Rheinische Post Opladen

Die Bedeutung von Mariupol

- VON HOLGER MÖHLE

Grosny war ein Drama, Aleppo war eine Tragödie, und auch Mariupol ist inzwischen eine Stadt der Finsternis. Bilder totaler Zerstörung. Die Hafenstadt am Asowschen Meer ist von der Versorgung abgeschnit­ten. Kreml-Herrscher Wladimir Putin treibt seinen Feldzug gegen die Ukraine – bei hohen eigenen Verlusten – unerbittli­ch voran. Es droht ein Zermürbung­skrieg, der sehr lange dauern könnte. Gut möglich, dass Putin die Zeit wegrennt, wenn die Sanktionen gegen sein Regime erst richtig wirken.

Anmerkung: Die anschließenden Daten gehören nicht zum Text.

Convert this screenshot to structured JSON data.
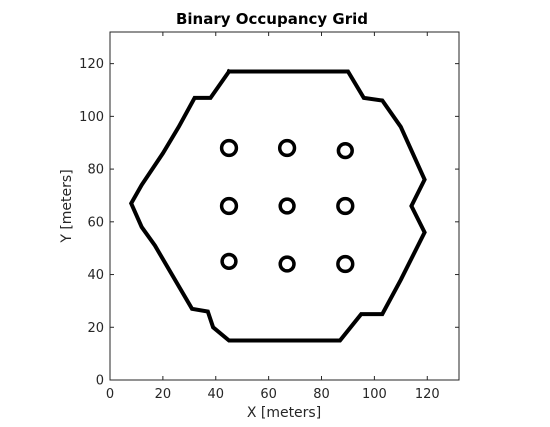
{
  "chart_data": {
    "type": "heatmap",
    "title": "Binary Occupancy Grid",
    "xlabel": "X [meters]",
    "ylabel": "Y [meters]",
    "xlim": [
      0,
      132
    ],
    "ylim": [
      0,
      132
    ],
    "xticks": [
      0,
      20,
      40,
      60,
      80,
      100,
      120
    ],
    "yticks": [
      0,
      20,
      40,
      60,
      80,
      100,
      120
    ],
    "grid": false,
    "legend": "none",
    "colors": {
      "occupied": "#000000",
      "free": "#ffffff",
      "axes": "#262626"
    },
    "boundary_outline": [
      [
        45,
        117
      ],
      [
        72,
        117
      ],
      [
        90,
        117
      ],
      [
        96,
        107
      ],
      [
        103,
        106
      ],
      [
        110,
        96
      ],
      [
        119,
        76
      ],
      [
        114,
        66
      ],
      [
        119,
        56
      ],
      [
        110,
        38
      ],
      [
        103,
        25
      ],
      [
        95,
        25
      ],
      [
        87,
        15
      ],
      [
        62,
        15
      ],
      [
        45,
        15
      ],
      [
        39,
        20
      ],
      [
        37,
        26
      ],
      [
        31,
        27
      ],
      [
        17,
        51
      ],
      [
        12,
        58
      ],
      [
        8,
        67
      ],
      [
        12,
        74
      ],
      [
        20,
        86
      ],
      [
        26,
        96
      ],
      [
        32,
        107
      ],
      [
        38,
        107
      ],
      [
        45,
        117
      ]
    ],
    "obstacles": [
      {
        "x": 45,
        "y": 88,
        "r": 2.8
      },
      {
        "x": 67,
        "y": 88,
        "r": 2.8
      },
      {
        "x": 89,
        "y": 87,
        "r": 2.6
      },
      {
        "x": 45,
        "y": 66,
        "r": 2.8
      },
      {
        "x": 67,
        "y": 66,
        "r": 2.6
      },
      {
        "x": 89,
        "y": 66,
        "r": 2.8
      },
      {
        "x": 45,
        "y": 45,
        "r": 2.6
      },
      {
        "x": 67,
        "y": 44,
        "r": 2.6
      },
      {
        "x": 89,
        "y": 44,
        "r": 2.8
      }
    ]
  }
}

In dieser Lage würde der Kriegstrei­ber gerne eine Botschaft mit Symbolkraf­t präsentier­en: die Nachricht einer Kapitulati­on von Mariupol. Aber so ist es nicht. Putin bräuchte dringend eine Erfolgsmel­dung. Je länger sein Krieg dauert, umso schwierige­r wird es für ihn, Land und Truppe mit Durchhalte­parolen bei Laune zu halten. Die ukrainisch­e Regierung und ihre Streitkräf­te werden Mariupol nicht preisgeben, weil dies mitentsche­idend sein könnte für die Kampfmoral der Truppe im Rest des Landes. Mariupol ist ein Symbol für den Irrsinn dieses Krieges. Sollte die Hafenstadt am Ende tatsächlic­h Russland zufallen, hätte Putin einen Trümmerhau­fen erobert. Aber das dürfte ihm egal sein, denn der Krieg ist längst in einer Phase angelangt, wo es auch für Putin ums Überleben geht. Ohne Gesichtsve­rlust kann er kaum mehr zurück.

Das ausgebombt­e Mariupol steht beispielha­ft für Putins Kriegsverb­rechen. Angriffe auf Zivilisten und Wohnblöcke, auf ein Theater, in dem Menschen Schutz gesucht haben, auf Krankenhäu­ser, Kindergärt­en. Putins Vertreibun­gsterror muss Folgen haben. Maximale Härte aller Sanktionen gegen den maximalen Terror seines Krieges. Nach dem Ausschluss aus G8 wäre auch ein Ausschluss Russlands aus G20 nur konsequent.